The Jan. 12 USDA report day was neutral for corn and soybeans, bearish for wheat. The good news from that report for corn and soybeans — it was not a bearish report. The bad news from that report for corn and soybeans — it was not a bullish report. The Jan. 12 report day has been long anticipated in the market to provide additional insights into price direction for corn, soybeans, and wheat. The trade had expected the U.S. corn yield to increase while the U.S. soybean yield was expected to decline. Both took place as expected. USDA put the U.S. 2017 corn yield at 176.6 bushels per acre, up from the November estimate of 175.4.
That same report had the U.S. soybeans yield reduced slightly to 49.1 bushels per acre. Soybean exports were cut resulting in an increase for ending stocks. All three events were anticipated, providing no surprise for the markets. The surprise for the day came for wheat. U.S. wheat acres were higher than expected and quarterly grain stocks were higher than expected. In addition, Russia wheat production was higher than expected.
I recently attended the annual ADMIS broker conference. Here are some items I gleaned from that conference. Russia continues to be on a break-neck pace for wheat production. This coming year they are expected to produce 85 million tons of wheat. Their goal is to produce 100 million tons in the next five years as their yields are up an astounding 80% in only five years. Gone are the 1980s and the old collective farm method of raising grain. They have made huge incentives to their farmers as 25 years ago they were the world’s largest importer of grains. Today they are the world’s largest exporter of grains. The U.S. percentage of corn, soybean, and wheat exports has shrunk drastically. Twenty years ago the U.S. accounted for 62% of the world’s exports for corn, soybeans, and wheat. Today the U.S. accounts for just 28%.
Continuing from that conference, the U.S. is awash with grain and huge ending stocks. Global increases of land added into grain production means that more land in the world is now producing grains. With current costs, the U.S. farmer now occupies the unfortunate distinction of being the highest cost producer in the world for corn, soybeans, and wheat. As costs have increased here in the U.S., they have not increased at the same rate for other producers around the world. The stark reality is that U.S. farm income is only 50% of that seen in 2010-2012. World demand for grain has been increasing along with world grain production.

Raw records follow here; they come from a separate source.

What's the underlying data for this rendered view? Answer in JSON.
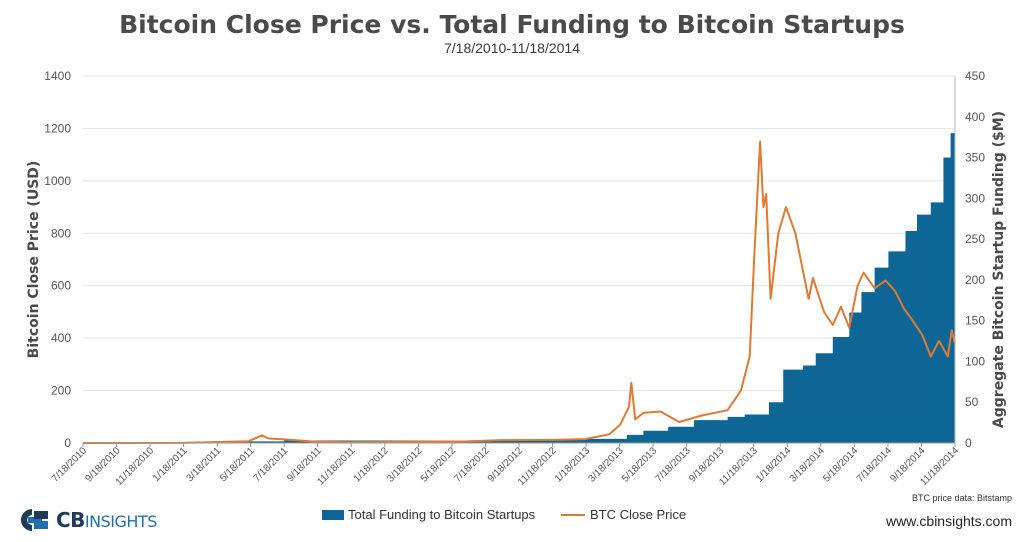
{
  "title": "Bitcoin Close Price vs. Total Funding to Bitcoin Startups",
  "subtitle": "7/18/2010-11/18/2014",
  "footer": {
    "logo_bold": "CB",
    "logo_light": "INSIGHTS",
    "source_note": "BTC price data: Bitstamp",
    "website": "www.cbinsights.com"
  },
  "colors": {
    "funding": "#0e6696",
    "price": "#e07a33",
    "axis_text": "#555555"
  },
  "chart_data": {
    "type": "area",
    "title": "Bitcoin Close Price vs. Total Funding to Bitcoin Startups",
    "subtitle": "7/18/2010-11/18/2014",
    "ylabel": "Bitcoin Close Price (USD)",
    "y2label": "Aggregate Bitcoin Startup Funding ($M)",
    "ylim": [
      0,
      1400
    ],
    "y2lim": [
      0,
      450
    ],
    "yticks": [
      "0",
      "200",
      "400",
      "600",
      "800",
      "1000",
      "1200",
      "1400"
    ],
    "y2ticks": [
      "0",
      "50",
      "100",
      "150",
      "200",
      "250",
      "300",
      "350",
      "400",
      "450"
    ],
    "xticks": [
      "7/18/2010",
      "9/18/2010",
      "11/18/2010",
      "1/18/2011",
      "3/18/2011",
      "5/18/2011",
      "7/18/2011",
      "9/18/2011",
      "11/18/2011",
      "1/18/2012",
      "3/18/2012",
      "5/18/2012",
      "7/18/2012",
      "9/18/2012",
      "11/18/2012",
      "1/18/2013",
      "3/18/2013",
      "5/18/2013",
      "7/18/2013",
      "9/18/2013",
      "11/18/2013",
      "1/18/2014",
      "3/18/2014",
      "5/18/2014",
      "7/18/2014",
      "9/18/2014",
      "11/18/2014"
    ],
    "grid": true,
    "legend_position": "bottom-center",
    "series": [
      {
        "name": "Total Funding to Bitcoin Startups",
        "type": "area-step",
        "axis": "right",
        "x": [
          "2010-07-18",
          "2011-04-25",
          "2011-07-18",
          "2012-02-01",
          "2012-08-01",
          "2012-11-01",
          "2013-01-15",
          "2013-04-01",
          "2013-05-01",
          "2013-06-15",
          "2013-08-01",
          "2013-10-01",
          "2013-11-01",
          "2013-12-15",
          "2014-01-10",
          "2014-02-15",
          "2014-03-10",
          "2014-04-10",
          "2014-05-10",
          "2014-06-01",
          "2014-06-25",
          "2014-07-20",
          "2014-08-20",
          "2014-09-10",
          "2014-10-05",
          "2014-10-28",
          "2014-11-10",
          "2014-11-18"
        ],
        "values": [
          0,
          2,
          3,
          3,
          3,
          4,
          5,
          10,
          15,
          20,
          28,
          32,
          35,
          50,
          90,
          95,
          110,
          130,
          160,
          185,
          215,
          235,
          260,
          280,
          295,
          350,
          380,
          405
        ]
      },
      {
        "name": "BTC Close Price",
        "type": "line",
        "axis": "left",
        "x": [
          "2010-07-18",
          "2011-01-15",
          "2011-05-15",
          "2011-06-08",
          "2011-06-20",
          "2011-07-15",
          "2011-09-15",
          "2011-11-18",
          "2012-03-01",
          "2012-06-15",
          "2012-08-15",
          "2012-11-18",
          "2013-01-15",
          "2013-02-28",
          "2013-03-20",
          "2013-04-05",
          "2013-04-09",
          "2013-04-16",
          "2013-05-01",
          "2013-06-01",
          "2013-07-05",
          "2013-08-15",
          "2013-10-01",
          "2013-10-25",
          "2013-11-10",
          "2013-11-18",
          "2013-11-29",
          "2013-12-05",
          "2013-12-10",
          "2013-12-18",
          "2014-01-01",
          "2014-01-15",
          "2014-02-01",
          "2014-02-25",
          "2014-03-05",
          "2014-03-25",
          "2014-04-10",
          "2014-04-25",
          "2014-05-10",
          "2014-05-25",
          "2014-06-05",
          "2014-06-25",
          "2014-07-15",
          "2014-08-01",
          "2014-08-18",
          "2014-09-01",
          "2014-09-20",
          "2014-10-05",
          "2014-10-20",
          "2014-11-05",
          "2014-11-12",
          "2014-11-18"
        ],
        "values": [
          0.08,
          0.4,
          7,
          29,
          17,
          14,
          5,
          2.5,
          5,
          6,
          11,
          12,
          15,
          33,
          70,
          140,
          230,
          90,
          115,
          120,
          80,
          105,
          125,
          200,
          330,
          700,
          1150,
          900,
          950,
          550,
          800,
          900,
          800,
          550,
          630,
          500,
          450,
          520,
          440,
          600,
          650,
          590,
          620,
          580,
          510,
          470,
          410,
          330,
          390,
          330,
          430,
          380
        ]
      }
    ]
  }
}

It will take a weather problem not evident today to help move us out of this price conundrum. China is moving at breakneck speed to get 36 mega ethanol plants into production within the next two to three years. The goal is to drastically reduce their well-documented huge pollution problem as an untold number of coal consuming factories have already been mothballed. Those new plants could be consuming 1.5 billion bushels of corn annually when in full production. Down the road the U.S. could once again be exporting corn into China. Also learned was to ignore the notion of China having economic woes. Their economy is growing at 6% to 10% a year. A 10% yearly growth means their economy is doubling in just seven years. While China admits being a communist country, they have embraced beyond measure the capitalist economy and its benefits.
Agriculture has some worries ahead with the continued talk of NAFTA being dismantled. One speaker at the Florida conference had concerns with President Trump and NAFTA as this thought was revealed: “President Trump likes to break things to put them back tougher. NAFTA put back together gains nothing for agriculture the second time around.”
Corn export demand is showing signs of moving out of the doldrums. U.S. export sales of corn mid-January were 74 million bushels, the second highest weekly total since Sept. 1. South America weather problems could bolster U.S. corn and soybean exports.